Isis explains that she’s become something of an informal coordinator for migrants trapped in limbo by the Trump administration’s policies. She says she knows of at least 30 lawsuits filed against the White House and its officials over the measures. Most of them run applicants between $3,000 to $25,000 in legal fees.
An unbearable further cost, she added from her $3,500-a-month apartment in New York, shouldered by people who already “don’t have money to pay rent, don’t have money to eat.”
Neither the White House nor the State Department responded to the Daily Beast’s request for comment on this story, or to questions about where the money taken from pending visa applicants is now being spent.
USCIS, Edlow’s division at DHS, said only that “the Biden administration failed American citizens by undermining basic vetting and screening processes for aliens,” and that the pause was designed to ensure migrants from “high-risk countries” are “vetted and screened to the maximum degree possible.”
Trump, whose criminal conviction for falsifying business records makes him the only felon in U.S. history to have assumed the office of president, was found liable in a sweeping 2023 civil fraud case for inflating the value of his properties and net worth over more than a decade—a ruling upheld on appeal in August 2025.
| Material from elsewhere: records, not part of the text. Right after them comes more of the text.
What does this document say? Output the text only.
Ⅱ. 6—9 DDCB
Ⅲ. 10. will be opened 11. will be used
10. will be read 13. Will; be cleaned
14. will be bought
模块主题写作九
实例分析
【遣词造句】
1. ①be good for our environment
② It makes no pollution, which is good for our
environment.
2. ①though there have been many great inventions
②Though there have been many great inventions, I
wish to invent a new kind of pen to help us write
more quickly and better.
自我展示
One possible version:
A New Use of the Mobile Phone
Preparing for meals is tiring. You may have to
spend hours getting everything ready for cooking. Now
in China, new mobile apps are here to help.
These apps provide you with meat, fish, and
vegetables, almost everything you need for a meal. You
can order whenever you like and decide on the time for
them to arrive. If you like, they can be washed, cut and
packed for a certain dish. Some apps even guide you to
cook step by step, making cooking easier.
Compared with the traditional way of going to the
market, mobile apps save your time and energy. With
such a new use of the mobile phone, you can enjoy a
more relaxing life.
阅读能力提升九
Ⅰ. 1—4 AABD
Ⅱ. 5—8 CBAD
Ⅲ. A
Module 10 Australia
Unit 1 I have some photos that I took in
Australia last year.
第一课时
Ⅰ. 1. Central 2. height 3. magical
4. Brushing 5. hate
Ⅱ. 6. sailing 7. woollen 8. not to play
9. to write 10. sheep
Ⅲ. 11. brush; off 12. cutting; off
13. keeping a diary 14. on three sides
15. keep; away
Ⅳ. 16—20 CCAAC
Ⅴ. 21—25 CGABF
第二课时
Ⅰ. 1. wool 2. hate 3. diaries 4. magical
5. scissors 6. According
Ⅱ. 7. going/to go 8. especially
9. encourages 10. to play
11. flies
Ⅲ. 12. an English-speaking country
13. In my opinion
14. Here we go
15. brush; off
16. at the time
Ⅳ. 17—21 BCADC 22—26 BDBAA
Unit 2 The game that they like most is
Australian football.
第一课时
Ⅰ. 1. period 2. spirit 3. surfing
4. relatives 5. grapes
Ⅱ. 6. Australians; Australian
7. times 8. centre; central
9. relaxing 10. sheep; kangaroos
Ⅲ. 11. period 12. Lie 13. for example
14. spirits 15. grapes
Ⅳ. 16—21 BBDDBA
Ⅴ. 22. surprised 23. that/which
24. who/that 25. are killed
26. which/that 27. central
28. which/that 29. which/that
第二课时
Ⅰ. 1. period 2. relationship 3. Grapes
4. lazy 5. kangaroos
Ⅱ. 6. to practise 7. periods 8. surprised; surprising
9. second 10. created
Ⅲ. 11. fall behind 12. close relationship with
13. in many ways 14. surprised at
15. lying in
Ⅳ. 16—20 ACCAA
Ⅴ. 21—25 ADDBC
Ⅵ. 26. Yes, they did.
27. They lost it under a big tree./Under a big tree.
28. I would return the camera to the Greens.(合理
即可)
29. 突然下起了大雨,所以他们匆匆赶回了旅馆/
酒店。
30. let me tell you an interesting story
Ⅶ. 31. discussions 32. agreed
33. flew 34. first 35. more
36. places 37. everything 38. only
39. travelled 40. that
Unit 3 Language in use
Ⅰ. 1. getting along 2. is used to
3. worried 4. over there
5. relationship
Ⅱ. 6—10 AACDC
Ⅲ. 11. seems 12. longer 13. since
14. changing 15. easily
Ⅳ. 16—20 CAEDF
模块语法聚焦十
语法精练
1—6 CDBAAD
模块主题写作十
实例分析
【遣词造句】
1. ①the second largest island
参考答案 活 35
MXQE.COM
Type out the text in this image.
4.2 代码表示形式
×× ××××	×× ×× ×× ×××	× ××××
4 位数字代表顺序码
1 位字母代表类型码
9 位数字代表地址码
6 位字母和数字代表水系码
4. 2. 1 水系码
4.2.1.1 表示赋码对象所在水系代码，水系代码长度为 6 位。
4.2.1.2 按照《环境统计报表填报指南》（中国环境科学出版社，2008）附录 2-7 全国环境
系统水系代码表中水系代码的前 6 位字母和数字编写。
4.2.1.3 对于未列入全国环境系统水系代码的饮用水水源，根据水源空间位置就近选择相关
The alleged effort of his administration to defraud visa applicants comes as the government continues to cite limited reports of welfare fraud among migrant communities as a basis for its ongoing nationwide deportation drive. The White House notably named abuse of the Minnesota welfare system as justification for raids in the Twin Cities earlier this year, in which two American citizens, Renee Nicole Good and Alex Pretti, were shot dead by federal immigration agents.
For Cathy, the federal healthcare cybersecurity specialist, it’s the gap between what’s being done in the name of public safety and what she says most immigrants actually come to the U.S. for that has been the hardest part to reconcile.
“We come to this country, and you see a lot of things that happen. The school shootings—all of it,” she said. “If you really want to target a specific kind of people, it’s not going to be immigrants.”
“Immigrants come here, and all they want to do is make some money, try new cultures, try new things,” she went on. “We aren’t coming here to commit crimes, but that’s not the general consensus. It never is.”
Interviewees were permitted use of a pseudonym to discuss their experiences without fear of retaliation from immigration services.